Multilateral efforts

  • The Asian Development Bank (ADB) launched the Energy Transition Mechanism (ETM) in 2021 as a market-based approach aimed to reduce GHG emissions by phasing out fossil fuel power plants and replacing them with clean energy alternatives in Asia and the Pacific.

  • The ETM is designed to use concessional and commercial capital to accelerate the retirement or repurposing of polluting power generation units (shorten the life of legacy coal power assets) and at the same time unlock new renewable energy investments, including support for enhanced grid capacity for renewable energy.

Multilateral efforts

  • The JETP (Just Energy Transition Partnership) for Indonesia and Vietnam.

  • Indonesia is expected to receive $20 billion in public and private financing under the JETP, over the next 3–5 years. Assistance will be delivered in the form of grants, concessional loans, market-rate loans, guarantees, private investments, and technical expertise. A JETP Secretariat (reporting and analytical role) was set up by Indonesia in February 2023, to which ADB provides institutional support.

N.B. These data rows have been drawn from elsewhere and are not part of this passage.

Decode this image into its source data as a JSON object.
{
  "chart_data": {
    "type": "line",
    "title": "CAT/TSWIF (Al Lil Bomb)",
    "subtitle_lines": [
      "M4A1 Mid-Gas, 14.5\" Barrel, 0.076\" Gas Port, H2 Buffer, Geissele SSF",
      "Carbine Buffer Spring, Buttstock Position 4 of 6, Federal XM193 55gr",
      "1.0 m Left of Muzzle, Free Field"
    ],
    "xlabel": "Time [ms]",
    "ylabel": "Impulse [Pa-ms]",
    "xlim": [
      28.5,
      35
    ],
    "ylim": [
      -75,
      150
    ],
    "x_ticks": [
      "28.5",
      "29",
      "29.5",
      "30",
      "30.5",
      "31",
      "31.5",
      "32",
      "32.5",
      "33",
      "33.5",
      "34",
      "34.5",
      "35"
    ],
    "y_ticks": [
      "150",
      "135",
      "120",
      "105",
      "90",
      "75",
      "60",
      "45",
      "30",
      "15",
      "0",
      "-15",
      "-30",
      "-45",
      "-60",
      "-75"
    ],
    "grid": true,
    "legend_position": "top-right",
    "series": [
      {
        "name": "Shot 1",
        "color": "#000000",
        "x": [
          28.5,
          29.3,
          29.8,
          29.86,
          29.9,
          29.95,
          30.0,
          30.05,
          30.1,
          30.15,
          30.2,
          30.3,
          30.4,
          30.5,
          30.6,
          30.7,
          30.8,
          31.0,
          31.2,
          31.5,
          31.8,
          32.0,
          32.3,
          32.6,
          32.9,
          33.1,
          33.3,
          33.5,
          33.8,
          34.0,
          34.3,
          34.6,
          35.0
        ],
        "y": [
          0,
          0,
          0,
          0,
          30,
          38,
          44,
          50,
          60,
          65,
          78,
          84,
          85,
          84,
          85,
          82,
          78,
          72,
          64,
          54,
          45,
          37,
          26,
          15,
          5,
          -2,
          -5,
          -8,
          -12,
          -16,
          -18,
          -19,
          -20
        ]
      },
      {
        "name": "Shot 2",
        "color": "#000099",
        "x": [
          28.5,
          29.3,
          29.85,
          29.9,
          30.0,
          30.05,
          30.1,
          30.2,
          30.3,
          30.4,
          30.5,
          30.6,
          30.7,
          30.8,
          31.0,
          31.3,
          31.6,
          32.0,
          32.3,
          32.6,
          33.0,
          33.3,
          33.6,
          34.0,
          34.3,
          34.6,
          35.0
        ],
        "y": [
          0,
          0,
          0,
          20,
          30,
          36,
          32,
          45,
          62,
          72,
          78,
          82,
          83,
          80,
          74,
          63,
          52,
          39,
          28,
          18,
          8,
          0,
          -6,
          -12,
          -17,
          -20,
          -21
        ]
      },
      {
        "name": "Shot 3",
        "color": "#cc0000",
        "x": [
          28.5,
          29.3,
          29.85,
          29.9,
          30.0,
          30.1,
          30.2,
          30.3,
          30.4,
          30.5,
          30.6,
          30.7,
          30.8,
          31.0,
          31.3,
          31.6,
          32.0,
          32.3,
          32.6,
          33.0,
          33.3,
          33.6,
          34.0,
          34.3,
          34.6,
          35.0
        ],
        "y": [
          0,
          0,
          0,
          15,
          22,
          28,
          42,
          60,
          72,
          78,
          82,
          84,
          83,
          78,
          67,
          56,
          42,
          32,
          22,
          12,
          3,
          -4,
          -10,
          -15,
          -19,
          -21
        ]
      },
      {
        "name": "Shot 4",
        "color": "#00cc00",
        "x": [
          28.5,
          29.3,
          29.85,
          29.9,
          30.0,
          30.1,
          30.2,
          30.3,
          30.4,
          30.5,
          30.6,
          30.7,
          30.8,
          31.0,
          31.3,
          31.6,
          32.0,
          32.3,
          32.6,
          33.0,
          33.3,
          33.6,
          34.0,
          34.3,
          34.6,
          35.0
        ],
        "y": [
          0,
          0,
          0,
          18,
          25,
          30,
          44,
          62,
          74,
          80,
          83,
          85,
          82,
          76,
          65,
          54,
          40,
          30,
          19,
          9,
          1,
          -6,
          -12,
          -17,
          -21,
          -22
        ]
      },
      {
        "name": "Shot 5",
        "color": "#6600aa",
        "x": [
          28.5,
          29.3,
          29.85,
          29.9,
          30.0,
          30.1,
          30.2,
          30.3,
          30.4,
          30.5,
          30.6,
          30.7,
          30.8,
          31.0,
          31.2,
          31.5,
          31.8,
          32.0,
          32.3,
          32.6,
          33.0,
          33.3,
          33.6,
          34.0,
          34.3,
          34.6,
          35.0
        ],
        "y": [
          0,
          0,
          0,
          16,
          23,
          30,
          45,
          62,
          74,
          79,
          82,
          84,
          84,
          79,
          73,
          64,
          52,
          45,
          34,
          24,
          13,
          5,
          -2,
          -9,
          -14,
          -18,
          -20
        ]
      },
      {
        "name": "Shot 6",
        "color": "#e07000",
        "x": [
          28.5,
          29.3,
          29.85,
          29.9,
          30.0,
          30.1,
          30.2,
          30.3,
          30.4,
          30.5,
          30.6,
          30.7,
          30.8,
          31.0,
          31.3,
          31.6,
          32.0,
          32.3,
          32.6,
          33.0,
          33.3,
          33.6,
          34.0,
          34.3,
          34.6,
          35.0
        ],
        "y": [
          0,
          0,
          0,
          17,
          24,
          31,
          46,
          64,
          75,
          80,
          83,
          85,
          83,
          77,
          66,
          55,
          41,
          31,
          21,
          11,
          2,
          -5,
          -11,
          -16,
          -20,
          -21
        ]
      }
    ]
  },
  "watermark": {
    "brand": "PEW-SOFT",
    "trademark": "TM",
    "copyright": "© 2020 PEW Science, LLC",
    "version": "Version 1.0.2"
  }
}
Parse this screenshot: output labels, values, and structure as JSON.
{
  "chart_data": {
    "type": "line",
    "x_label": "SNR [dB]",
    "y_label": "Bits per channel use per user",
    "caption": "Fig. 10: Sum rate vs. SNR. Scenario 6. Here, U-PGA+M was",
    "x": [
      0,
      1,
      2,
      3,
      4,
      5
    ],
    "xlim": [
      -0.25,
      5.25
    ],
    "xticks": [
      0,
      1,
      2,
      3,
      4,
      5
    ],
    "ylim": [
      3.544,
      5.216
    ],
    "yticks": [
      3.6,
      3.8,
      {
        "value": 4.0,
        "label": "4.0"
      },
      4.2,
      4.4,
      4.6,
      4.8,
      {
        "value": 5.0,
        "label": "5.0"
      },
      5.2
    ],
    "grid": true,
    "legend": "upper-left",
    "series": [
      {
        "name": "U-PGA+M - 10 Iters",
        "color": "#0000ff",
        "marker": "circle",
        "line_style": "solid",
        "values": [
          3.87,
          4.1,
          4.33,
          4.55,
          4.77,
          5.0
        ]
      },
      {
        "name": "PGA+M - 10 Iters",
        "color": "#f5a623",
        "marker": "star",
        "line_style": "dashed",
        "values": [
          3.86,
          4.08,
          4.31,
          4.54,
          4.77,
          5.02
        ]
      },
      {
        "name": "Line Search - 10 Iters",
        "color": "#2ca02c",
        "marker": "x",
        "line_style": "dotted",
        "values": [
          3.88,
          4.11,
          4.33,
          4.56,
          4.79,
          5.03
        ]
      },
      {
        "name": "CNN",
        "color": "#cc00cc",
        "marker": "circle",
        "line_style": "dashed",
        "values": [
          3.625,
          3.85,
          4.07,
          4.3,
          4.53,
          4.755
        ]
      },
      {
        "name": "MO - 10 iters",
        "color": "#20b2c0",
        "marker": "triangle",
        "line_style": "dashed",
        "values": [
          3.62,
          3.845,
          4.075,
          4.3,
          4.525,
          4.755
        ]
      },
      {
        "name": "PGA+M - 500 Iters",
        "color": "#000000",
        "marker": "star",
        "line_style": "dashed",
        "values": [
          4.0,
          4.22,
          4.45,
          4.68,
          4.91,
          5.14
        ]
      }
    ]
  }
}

  • Over the same period, Viet Nam is set to receive $15.5 billion under the JETP. Related assistance will focus on finance, technology, and capacity building, as well as policy and regulation improvement to increase private investment in renewable energy. A JETP Resource Mobilization Plan is expected to be published by Viet Nam in late-2023.

Green bond

  • Sustainable finance is another options ASEAN countries can use.

  • ASEAN’s sustainable debt market—including green, social, and sustainability (GSS) bonds and loans, as well as sustainability-linked bonds (SLBs) and sustainabilitylinked loans (SLLs)—retained robust volumes (at $36 billion) despite the inevitable reaction to adverse market conditions (rising inflation and interest rates).

  • Sustainable finance these days receive some badrep (greenwashing, unsavvy activist investors), but may be promising in ASEAN.

ASEAN connectivity

  • APG (ASEAN Power Grid) tries to bring all ASEAN countries’ energy network to connect with one another.

  • six bilateral interconnections have been in operations, linking Singapore and Peninsula Malaysia, Thailand and Peninsula Malaysia, and via Thailand to Cambodia, Lao PDR and Vietnam.

  • Six APG projects are under construction with a schedule of completion in 2017. The Sarawak-West Kalimantan interconnection was planned but is yet to finished. Sarawak is mostly hydropowered.

Moving forward

  • Research in this area is still promising and ongoing.

  • You can explore the greend bond (a bit more macro) or the energy economics.